The European parts catalog shows two different types of windshields, as I noted above. There are actually three different part numbers, but two represent the same type of glass, just with or without provision for a rainsensor underneath the rear view mirror. When I get back to Canada, I'll ask the parts specialist at my VW dealer to check the NAR (North American Region) parts catalog and see if it is the same.
Michael


----------



## PanEuropean (Nov 3, 2001)

*Re: Heat-insulating Glass or not? (cb391)*


_Quote, originally posted by *cb391* »_...none of the glass codes you listed are on the stickers you suggested.
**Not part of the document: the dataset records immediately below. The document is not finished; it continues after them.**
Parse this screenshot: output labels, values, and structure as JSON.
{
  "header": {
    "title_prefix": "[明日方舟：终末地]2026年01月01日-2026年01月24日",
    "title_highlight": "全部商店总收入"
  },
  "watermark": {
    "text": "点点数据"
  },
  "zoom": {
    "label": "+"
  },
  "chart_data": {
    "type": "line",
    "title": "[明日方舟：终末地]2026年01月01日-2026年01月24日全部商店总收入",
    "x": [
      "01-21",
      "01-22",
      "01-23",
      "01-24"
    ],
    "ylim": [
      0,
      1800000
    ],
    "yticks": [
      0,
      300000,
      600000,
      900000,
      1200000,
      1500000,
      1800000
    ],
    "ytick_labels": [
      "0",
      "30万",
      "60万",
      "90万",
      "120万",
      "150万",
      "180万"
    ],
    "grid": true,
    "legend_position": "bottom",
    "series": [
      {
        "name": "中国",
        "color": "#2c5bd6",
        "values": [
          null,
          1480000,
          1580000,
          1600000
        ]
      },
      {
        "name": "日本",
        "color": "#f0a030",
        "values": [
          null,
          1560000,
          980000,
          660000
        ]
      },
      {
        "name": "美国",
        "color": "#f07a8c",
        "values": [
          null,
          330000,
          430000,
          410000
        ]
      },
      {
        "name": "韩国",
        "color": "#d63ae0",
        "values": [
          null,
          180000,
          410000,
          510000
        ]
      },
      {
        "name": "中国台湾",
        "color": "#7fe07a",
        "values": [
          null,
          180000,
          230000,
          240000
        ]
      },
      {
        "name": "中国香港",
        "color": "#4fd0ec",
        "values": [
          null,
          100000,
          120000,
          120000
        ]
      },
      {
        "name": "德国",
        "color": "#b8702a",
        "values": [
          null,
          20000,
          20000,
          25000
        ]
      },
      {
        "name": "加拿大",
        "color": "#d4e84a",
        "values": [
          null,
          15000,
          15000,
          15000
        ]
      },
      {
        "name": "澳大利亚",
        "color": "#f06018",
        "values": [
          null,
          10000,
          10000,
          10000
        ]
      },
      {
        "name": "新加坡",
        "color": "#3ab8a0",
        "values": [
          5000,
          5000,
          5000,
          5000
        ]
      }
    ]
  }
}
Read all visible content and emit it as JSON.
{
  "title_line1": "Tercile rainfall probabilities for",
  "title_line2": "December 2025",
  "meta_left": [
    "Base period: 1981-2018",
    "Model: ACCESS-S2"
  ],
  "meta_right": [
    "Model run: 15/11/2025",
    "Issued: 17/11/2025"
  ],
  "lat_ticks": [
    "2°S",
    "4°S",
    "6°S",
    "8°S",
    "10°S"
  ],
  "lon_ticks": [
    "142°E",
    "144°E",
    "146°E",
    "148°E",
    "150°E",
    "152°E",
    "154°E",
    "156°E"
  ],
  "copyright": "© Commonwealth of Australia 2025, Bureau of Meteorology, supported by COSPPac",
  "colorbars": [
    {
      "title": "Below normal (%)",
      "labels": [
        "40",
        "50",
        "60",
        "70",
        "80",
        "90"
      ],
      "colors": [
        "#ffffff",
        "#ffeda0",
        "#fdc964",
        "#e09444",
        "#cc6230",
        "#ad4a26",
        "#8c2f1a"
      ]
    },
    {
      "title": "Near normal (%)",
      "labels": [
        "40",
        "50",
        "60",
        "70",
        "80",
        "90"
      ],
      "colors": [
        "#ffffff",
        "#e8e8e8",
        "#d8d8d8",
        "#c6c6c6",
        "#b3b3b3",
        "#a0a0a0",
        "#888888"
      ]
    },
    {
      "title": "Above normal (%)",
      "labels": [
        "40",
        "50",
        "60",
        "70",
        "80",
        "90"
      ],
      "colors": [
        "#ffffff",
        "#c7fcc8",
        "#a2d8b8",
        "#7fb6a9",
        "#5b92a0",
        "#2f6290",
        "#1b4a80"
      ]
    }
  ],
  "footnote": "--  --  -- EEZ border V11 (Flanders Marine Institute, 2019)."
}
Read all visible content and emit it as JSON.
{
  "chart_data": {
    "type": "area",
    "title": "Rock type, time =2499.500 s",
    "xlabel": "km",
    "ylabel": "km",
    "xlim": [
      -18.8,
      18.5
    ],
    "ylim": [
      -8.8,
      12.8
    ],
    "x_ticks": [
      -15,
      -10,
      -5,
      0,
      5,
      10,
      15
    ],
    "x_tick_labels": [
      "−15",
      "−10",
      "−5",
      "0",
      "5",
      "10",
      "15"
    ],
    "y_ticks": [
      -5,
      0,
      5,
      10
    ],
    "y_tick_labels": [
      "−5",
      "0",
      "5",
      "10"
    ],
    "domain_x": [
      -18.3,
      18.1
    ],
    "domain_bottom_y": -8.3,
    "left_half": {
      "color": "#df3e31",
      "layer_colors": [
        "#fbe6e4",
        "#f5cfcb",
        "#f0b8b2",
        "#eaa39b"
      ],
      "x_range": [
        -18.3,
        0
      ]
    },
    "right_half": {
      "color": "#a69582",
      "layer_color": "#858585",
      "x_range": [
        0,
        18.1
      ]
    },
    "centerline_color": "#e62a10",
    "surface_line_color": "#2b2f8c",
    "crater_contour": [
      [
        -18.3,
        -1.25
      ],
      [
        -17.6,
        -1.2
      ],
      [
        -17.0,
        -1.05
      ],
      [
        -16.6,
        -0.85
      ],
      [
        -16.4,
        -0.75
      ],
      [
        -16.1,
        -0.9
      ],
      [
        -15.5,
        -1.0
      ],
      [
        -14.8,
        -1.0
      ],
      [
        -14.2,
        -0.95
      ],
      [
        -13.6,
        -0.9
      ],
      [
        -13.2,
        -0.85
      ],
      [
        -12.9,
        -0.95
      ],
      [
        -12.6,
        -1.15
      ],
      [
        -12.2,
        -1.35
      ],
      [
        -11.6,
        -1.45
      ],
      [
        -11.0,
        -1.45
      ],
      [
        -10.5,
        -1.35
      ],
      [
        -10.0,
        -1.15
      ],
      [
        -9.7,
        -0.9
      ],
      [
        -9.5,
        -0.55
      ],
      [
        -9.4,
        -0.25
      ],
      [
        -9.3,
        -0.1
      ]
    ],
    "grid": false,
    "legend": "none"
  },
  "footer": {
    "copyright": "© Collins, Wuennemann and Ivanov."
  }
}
I noticed that too, when I was looking at a European Eos production sticker to try and find the glass code. It is possible to get a more detailed build specification (production code listing) from your VW dealer, now that the North American VW dealers have access to the ELSA on-line maintenance system that has long been used in Europe.
Speak with the service manager at your dealership, and ask them if they can look up and print a detailed production code list for your car. 
Michael


----------



## Canadian Lurker (Nov 11, 2006)

*Re: Heat-insulating Glass or not? (PanEuropean)*


_Quote, originally posted by *PanEuropean* »_In any case, if you have IR glass (the troublesome stuff) which has a metallic film laminated in between the two panes of glass, it can easily be identified by the presence of the letters 'IR' on the windshield label - see the photos.
Michael

Thanks Michael, I've now done two things:
- checked the windshield and found no "IR" marking at all, and then
- tried driving a short trip on the 407 with the Transponder on the dash and confirmed that it worked
So, the conclusion is that there is no heat-insulating glass in my Eos. It's curious that they mention it in the manual though. So, either it's an error or it is possibly being included in the 3.2??








JJ


----------



## cb391 (Mar 12, 2006)

*Re: Heat-insulating Glass or not? (PanEuropean)*

Michael, 
Thank you for the help. I will check tomorrow with my dealer and I'll let you know what they come up with.


----------



## PanEuropean (Nov 3, 2001)

*Re: Heat-insulating Glass or not? (Canadian Lurker)*


_Quote, originally posted by *Canadian Lurker* »_So, the conclusion is that there is no heat-insulating glass in my Eos.

JJ:
I think we have to be careful with how we interpret the translation of words from German to English. We did encounter this same problem when we were trying to figure out Phaeton windshield specifications. It turned out that the minimum equipment fitment on the base Phaeton was 'dammglas' (heat blocking glass), and the upgrade from that was 'infra-red resistant glass'. In other words, all of the windshields blocked heat one way or another, but with different technologies.
My guess (emphasis: guess) is that the basic windshield for an Eos will be heat-blocking glass - because this only makes sense for a car that is intended to be used in warm, sunny environments - and the upgrade windshield will be a metallized windshield that is probably infra-red resistant, but may also incorporate some other technology for blocking heat.
To be honest, I have never been able to figure out the functional difference between the two windshield types (heat-blocking glass and IR resistant glass). I have the IR glass in my car, but I have driven other Phaetons that have the heat blocking glass, and I just can't see any difference between the two. The IR glass has a fractionally different appearance to it if you look at the glass obliquely, but if you look straight through it (like we normally do when we drive), it appears to be the same. Both cars (with and without IR glass) heat up at about the same rate if left in the sun with the windows closed.
Michael


----------



## Speedster356 (Aug 7, 2006)

*Re: Heat-insulating Glass or not? (WolfsburgerMitFries)*

I opted for a heat insulated windscreen for my EOS.
It is marked IR.
I will post pictures soon!
It also has a “window” area near the top, for devices such as GPS and cell phones to operate correctly!


----------



## Speedster356 (Aug 7, 2006)

*Re: Heat-insulating Glass or not? (Speedster356)*

Pictures of the thermoinsulated windscreen!


----------



## kghia (Nov 16, 2006)

*Re: Heat-insulating Glass or not? (Speedster356)*

wow! the joys of living in the Land of the Free...








(I'm envious of you, getting to choose options instead of pre-configured option sets!)
My full production code list does have 4GF as Michael predicted
I am guessing that your production codes include 4GY ?
it may not feel a lot different, especially with A/C, but it sure seems







cool
William


----------



## PanEuropean (Nov 3, 2001)

*Re: Heat-insulating Glass or not? (kghia)*

I don't think that the IR glass is really all that significant. I have IR glass all around in my W12 Phaeton, but the V8 Phaeton that my dealer provides me with as a service loaner does not have IR glass in it. I honestly cannot detect any difference at all - visually or heat-wise - between the two. Besides, if you put the roof down on an Eos - an action that could be considered reasonably predictable if it is warm and sunny out - what the heck is the point of having IR glass on the windshield?
For me, the IR glass is more of a PITA than anything else. My cell phone does not work well from inside the car, my GPS will not work at all without an external antenna, and the transponder I use for toll highways won't work from inside the car.
You ain't missing much.
Michael


----------